The New York Times outs the coal industry's latest scheme to turn high gasoline prices into a giant subsidy for coal-to-liquid fuel. The industry argues our energy should be coming from Middle America not the Middle East, but take a close look at the greenhouse gas emission index. It's questionable that coal to liquid fuels may be cheaper, but even under the cleanest version, a carbon capture technology that's not perfected, it won't be cleaner.
That's not stopping the coal money on capitol hill from trying to inject huge taxpayer subsidies into the "energy independence" legislation likely to make its way through the Senate and House in July. Coal state political power is "proposing that taxpayers guarantee billions of dollars in construction loans for coal-to-liquid production plants, guarantee minimum prices for the new fuel, and guarantee big government purchases for the next 25 years."
Here's the crux of the boondoggle:
The move reflects a tension, which many lawmakers gloss over, between slowing global warming and reducing dependence on foreign oil.
Many analysts say the huge coal reserves of the United States could indeed provide a substitute for foreign oil.
The technology to convert coal into liquid fuel is well-established, and the fuel can be used in conventional diesel cars and trucks, as well as jet engines, boats and ships. Industry executives contend that the fuels can compete against gasoline if oil prices are about $50 a barrel or higher.
But coal-to-liquid fuels produce almost twice the volume of greenhouse gases as ordinary diesel. In addition to the carbon dioxide emitted while using the fuel, the production process creates almost a ton of carbon dioxide for every barrel of liquid fuel.
Coal industry executives insist their fuel can actually be cleaner than oil, because they would capture the gas produced as the liquid fuel is being made and store it underground. Some could be injected into oil fields to push oil to the surface.
Several aspiring coal-to-liquid companies say that they would reduce greenhouse emissions even further by using renewable fuels for part of the process. But none of that has been done at commercial volumes, and many analysts say the economic issues are far from settled.
"There are many uncertainties," said James T. Bartis, a senior policy researcher at the RAND Corporation, who testified last week before the Senate Energy Committee. "We don't even know what the costs are yet."
Congress should not let the coal industry steer debate away from the cleaner, cheaper alternative fuels that are ready for market. As Oilwatchdog.org is reporting, gas prices are leading to a host of political opportunism on capitol hill.

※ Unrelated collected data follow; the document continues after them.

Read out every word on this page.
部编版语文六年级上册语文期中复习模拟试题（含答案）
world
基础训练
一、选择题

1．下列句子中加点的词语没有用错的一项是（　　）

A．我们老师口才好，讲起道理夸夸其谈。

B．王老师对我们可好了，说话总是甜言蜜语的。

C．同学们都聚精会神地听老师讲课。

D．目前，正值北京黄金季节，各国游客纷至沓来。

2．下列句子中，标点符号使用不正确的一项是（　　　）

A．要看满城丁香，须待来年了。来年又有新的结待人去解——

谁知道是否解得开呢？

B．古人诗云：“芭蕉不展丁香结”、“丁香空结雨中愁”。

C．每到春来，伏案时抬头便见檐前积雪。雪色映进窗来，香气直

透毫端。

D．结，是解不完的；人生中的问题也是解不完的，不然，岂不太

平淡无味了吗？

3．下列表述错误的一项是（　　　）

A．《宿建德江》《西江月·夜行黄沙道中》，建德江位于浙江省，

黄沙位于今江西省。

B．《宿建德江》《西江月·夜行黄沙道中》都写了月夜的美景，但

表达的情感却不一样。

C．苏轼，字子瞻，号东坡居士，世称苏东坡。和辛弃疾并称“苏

Here's the quintessential cautionary tale from the NYT's Edmund Andrews:
some energy experts, as well as some lawmakers, worry that the scale of the coal-to-liquid incentives could lead to a repeat of a disastrous effort 30 years ago to underwrite a synthetic fuels industry from scratch.
When oil prices plunged in the 1980s, the government-owned Synthetic Fuels Corporation became a giant government albatross that lost billions and remains a symbol of misguided industrial policy more than 25 years later.
"This is the snake oil of energy alternatives," said Peter Altman, a policy analyst at the National Environmental Trust, an environmental advocacy group. "The promises are just as lofty and the substance is just as absent as the first snake oil salesmen who plied their trade in the 1800s."
Most disturbing is that Senator Barak Obama appears to be on the coal-to-liquid bandwagon. After this morning's newspaper, Obama should take a closer look at his stance.